Virtuel et philosophie
Virtuel dérive du terme
dunaton, employé par Aristote et signifiant potentiel ou possible. C'est la traduction latine qui introduit une différenciation entre potentiel, possible et virtuel avec
virtualis. En s’appuyant sur les écrits de Thomas d’Aquin, Gottfried Leibniz, et Gilles Deleuze, Vitali Rosati note que le terme virtuel est né pour faire face à l’aporie des possibles en philosophie : comment passer du possible à la réalisation de ce qui est possible ?
Le virtuel ne s'oppose pas au réel : il est réel.
Pourquoi, en d’autres termes, a-t-on des possibles qui se réalisent et d’autres qui ne se réalisent pas, alors qu’ils devraient être tous également possibles et donc réalisables ? Il faut introduire une médiation entre la réalisation et la possibilité de cette réalisation. La virtualité serait ainsi l'interstice, la force qui les unit et les sépare en même temps. Le virtuel est né comme une solution de l'aporie : c’est une force dynamique. Force qui est donc réelle mais encore non actualisée.
« Le virtuel ne s'oppose pas au réel : il est réel. » (p. 55) Prenons cet exemple. Il y a la possibilité que Léonard peigne la Joconde et la possibilité que Léonard ne la peigne pas : deux possibilités qui précéderaient la réalisation.
« La possibilité que Léonard peigne la Joconde se réalise puisqu'elle existe, tandis que l'autre possibilité ne se réalise pas puisqu'elle n'existe pas. Le virtuel est, en revanche, le principe, la cause qui pousse Léonard à produire la Joconde : en d'autres termes, sa capacité de peindre, son imagination, son génie, sa volonté de faire un tableau. Le virtuel est en ce sens multiple : la même cause qui pousse Léonard à produire la Joconde lui permet virtuellement de produire un nombre très élevé de tableaux. C'est quand il se met devant la toile que cette cause commence à s'actualiser : le virtuel passe à l'actuel. » (p. 43).

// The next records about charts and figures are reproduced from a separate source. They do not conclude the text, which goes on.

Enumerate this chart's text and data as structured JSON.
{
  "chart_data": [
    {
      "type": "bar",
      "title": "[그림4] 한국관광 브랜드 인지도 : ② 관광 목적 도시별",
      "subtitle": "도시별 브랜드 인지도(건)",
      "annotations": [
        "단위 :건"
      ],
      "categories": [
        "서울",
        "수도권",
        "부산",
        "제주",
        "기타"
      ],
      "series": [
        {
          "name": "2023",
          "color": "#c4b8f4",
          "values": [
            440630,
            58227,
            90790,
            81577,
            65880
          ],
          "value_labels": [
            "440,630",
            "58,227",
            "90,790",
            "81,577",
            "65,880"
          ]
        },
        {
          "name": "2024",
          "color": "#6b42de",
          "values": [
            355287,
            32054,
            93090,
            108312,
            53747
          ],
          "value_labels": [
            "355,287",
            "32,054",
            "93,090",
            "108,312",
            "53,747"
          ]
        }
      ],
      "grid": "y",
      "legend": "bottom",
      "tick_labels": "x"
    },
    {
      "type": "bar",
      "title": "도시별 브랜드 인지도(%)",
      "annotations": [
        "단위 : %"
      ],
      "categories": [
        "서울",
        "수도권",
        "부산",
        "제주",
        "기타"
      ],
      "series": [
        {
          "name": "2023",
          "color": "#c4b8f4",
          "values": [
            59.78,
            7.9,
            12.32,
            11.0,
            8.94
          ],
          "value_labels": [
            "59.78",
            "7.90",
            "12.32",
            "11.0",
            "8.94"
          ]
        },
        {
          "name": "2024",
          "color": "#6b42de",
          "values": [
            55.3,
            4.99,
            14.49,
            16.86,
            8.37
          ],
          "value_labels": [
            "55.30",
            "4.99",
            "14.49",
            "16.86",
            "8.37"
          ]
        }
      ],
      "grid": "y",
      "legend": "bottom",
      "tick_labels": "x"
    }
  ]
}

Les choses se compliquent sur le terrain de l’actuel. Le virtuel ne dérive pas de l’actuel : au contraire, c’est l’actuel qui est une abstraction du virtuel. C’est le même dans le couple possible/réel : on ne peut comprendre les possibles qu’après coup. Selon Gilles Deleuze, par exemple, c'est le possible qui est une abstraction du réel (on se tourne vers le passé pour voir tout ce qui aurait pu être, les possibilités). De même, l'actuel est une abstraction du virtuel : abstraction du mouvement qui ferme le monde sur un instant présent. L'actuel est alors un essai de cristallisation. « Pour traiter le réel nous avons besoin de l'arrêter, de le prendre en photo » affirme Vitali Rosati (p. 160).
On n’arrive jamais à penser le réel de façon dynamique mais toujours comme un arrêt sur image. Par conséquent « la condition de pensabilité du virtuel est qu’il ne soit pas réel, puisque notre pensée ne pourrait pas le saisir s’il l’était » (p. 161). Voilà donc que l’on finit par croire que le virtuel n’est pas réel : parce que notre idée de réel ne correspond pas au réel mais à sa photographie. Afin de penser le réel, nous devons le photographier, le rendre statique pour pouvoir le comprendre ; en d’autres termes, nous devons arrêter son dynamisme, sa virtualité.